En una casa amplia de Barrios Unidos, en la calle 50 con carrera 20, se sirven los mismos platos que hace casi un siglo llenaban las ollas de una mujer que cocinaba por necesidad. Hoy, el restaurante Doña Elvira recibe a más de 400 personas al día, pero su historia comenzó en 1934, cuando Tránsito Nizo, una viuda con cinco hijos, decidió que la única forma de sobrevivir era cocinar.
No tenía estudios, ni capital, ni tiempo. Tenía hambre —y la receta de una vida entera en la cocina campesina—. En una pequeña casa cerca de la antigua Clínica Marly, abrió un restaurante al que llamó Los Suros. Vendía lo que sabía hacer: sobrebarriga, torta de menudo y cuchuco con espinazo. Tres personas bastaban para atender a los primeros clientes: empleados de la clínica, obreros de la ETB y trabajadores de Energía y Acueducto de Bogotá.
Con los años, Doña Tránsito se volvió una institución. Treinta y cuatro años después, cuando ya tenía clientela fija y fama de buena sazón, decidió entregar el negocio a su nuera: Elvira Porras, una campesina de Chita, Boyacá, que había llegado a Bogotá con su esposo, Marco Antonio Carvajal, buscando un futuro más estable.

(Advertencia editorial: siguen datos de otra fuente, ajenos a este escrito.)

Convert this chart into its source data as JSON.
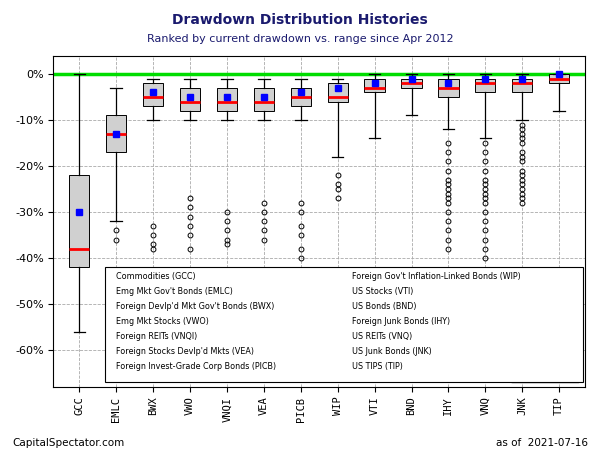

Doña Elvira heredó más que un restaurante: recibió un legado. Se quedó con las recetas, los secretos y el desafío de mantener vivo un sabor que se resistía a morir. Junto a su esposo formalizó el negocio, amplió la carta y cambió el nombre: el restaurante Doña Elvira nacía oficialmente.
Y funcionó. Tanto, que el pequeño local se quedó corto. Con el tiempo se trasladaron a un espacio más grande en la calle 50 #20–26, donde llevan 45 años cocinando para generaciones de clientes que llegan cada fin de semana desde Chía, Cajicá o Sopó, buscando el sabor de la comida cundiboyacense: ese que ya casi no se encuentra.

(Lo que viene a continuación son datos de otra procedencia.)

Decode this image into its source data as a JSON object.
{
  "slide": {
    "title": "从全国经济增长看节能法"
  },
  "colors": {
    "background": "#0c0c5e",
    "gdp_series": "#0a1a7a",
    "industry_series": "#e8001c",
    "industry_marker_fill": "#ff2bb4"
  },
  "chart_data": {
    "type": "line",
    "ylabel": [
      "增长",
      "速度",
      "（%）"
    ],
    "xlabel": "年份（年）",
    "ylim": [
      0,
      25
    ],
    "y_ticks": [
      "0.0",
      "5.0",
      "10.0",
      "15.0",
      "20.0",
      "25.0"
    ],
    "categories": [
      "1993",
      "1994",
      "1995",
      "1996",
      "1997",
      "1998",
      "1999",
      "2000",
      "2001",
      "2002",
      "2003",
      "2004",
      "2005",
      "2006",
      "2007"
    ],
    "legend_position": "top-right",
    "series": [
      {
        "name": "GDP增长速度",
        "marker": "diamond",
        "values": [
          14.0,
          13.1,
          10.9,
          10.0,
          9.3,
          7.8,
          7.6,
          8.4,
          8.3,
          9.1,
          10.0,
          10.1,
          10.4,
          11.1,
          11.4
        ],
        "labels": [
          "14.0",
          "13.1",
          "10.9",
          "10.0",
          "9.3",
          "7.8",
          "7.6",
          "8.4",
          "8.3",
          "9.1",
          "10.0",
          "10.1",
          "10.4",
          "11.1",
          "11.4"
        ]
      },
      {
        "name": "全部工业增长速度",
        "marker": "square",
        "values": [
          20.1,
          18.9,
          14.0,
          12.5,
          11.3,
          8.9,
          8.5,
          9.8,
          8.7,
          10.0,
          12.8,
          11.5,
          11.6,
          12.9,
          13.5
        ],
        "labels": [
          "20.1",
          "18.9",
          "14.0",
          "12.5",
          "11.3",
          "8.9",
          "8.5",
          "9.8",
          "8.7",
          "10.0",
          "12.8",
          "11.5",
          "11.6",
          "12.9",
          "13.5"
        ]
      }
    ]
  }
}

A sus 77 años, Doña Elvira sigue siendo una mujer de campo. Cultiva flores y árboles frutales en Chita y, cada quince días, viaja a Bogotá para ver cómo anda su negocio. No se sienta con los clientes ni da órdenes desde una oficina: camina el local, pregunta por los pedidos, conversa con los meseros. Sabe que el secreto no está en la receta, sino en la constancia.

Hoy son sus hijos Emma, Andrea y Dante Carvajal quienes atienden el restaurante de jueves a domingo y en días festivos. Desde hace 25 años manejan las riendas de una empresa familiar que ya entra en su tercera generación y que, en breve, pasará a manos de la cuarta, hoy en entrenamiento.

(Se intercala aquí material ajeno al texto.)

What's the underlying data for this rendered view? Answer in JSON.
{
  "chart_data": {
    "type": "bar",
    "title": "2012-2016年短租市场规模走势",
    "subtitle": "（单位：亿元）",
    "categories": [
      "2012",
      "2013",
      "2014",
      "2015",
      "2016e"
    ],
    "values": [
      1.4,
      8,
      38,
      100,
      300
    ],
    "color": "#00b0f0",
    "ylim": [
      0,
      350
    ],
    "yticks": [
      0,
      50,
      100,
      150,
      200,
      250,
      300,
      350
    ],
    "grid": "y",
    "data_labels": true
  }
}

Políticos, artistas, futbolistas y familias enteras siguen llegando a probar los mismos platos que Doña Tránsito servía en los años treinta. Afuera, Bogotá cambió: la ciudad se volvió otra, los negocios duran lo que un gobierno, las modas gastronómicas vienen y van. Pero en esa casa de Teusaquillo, los domingos siguen oliendo a cuchuco con espinazo.
Y eso —en una ciudad donde casi nada sobrevive tanto tiempo— también es una forma de resistencia.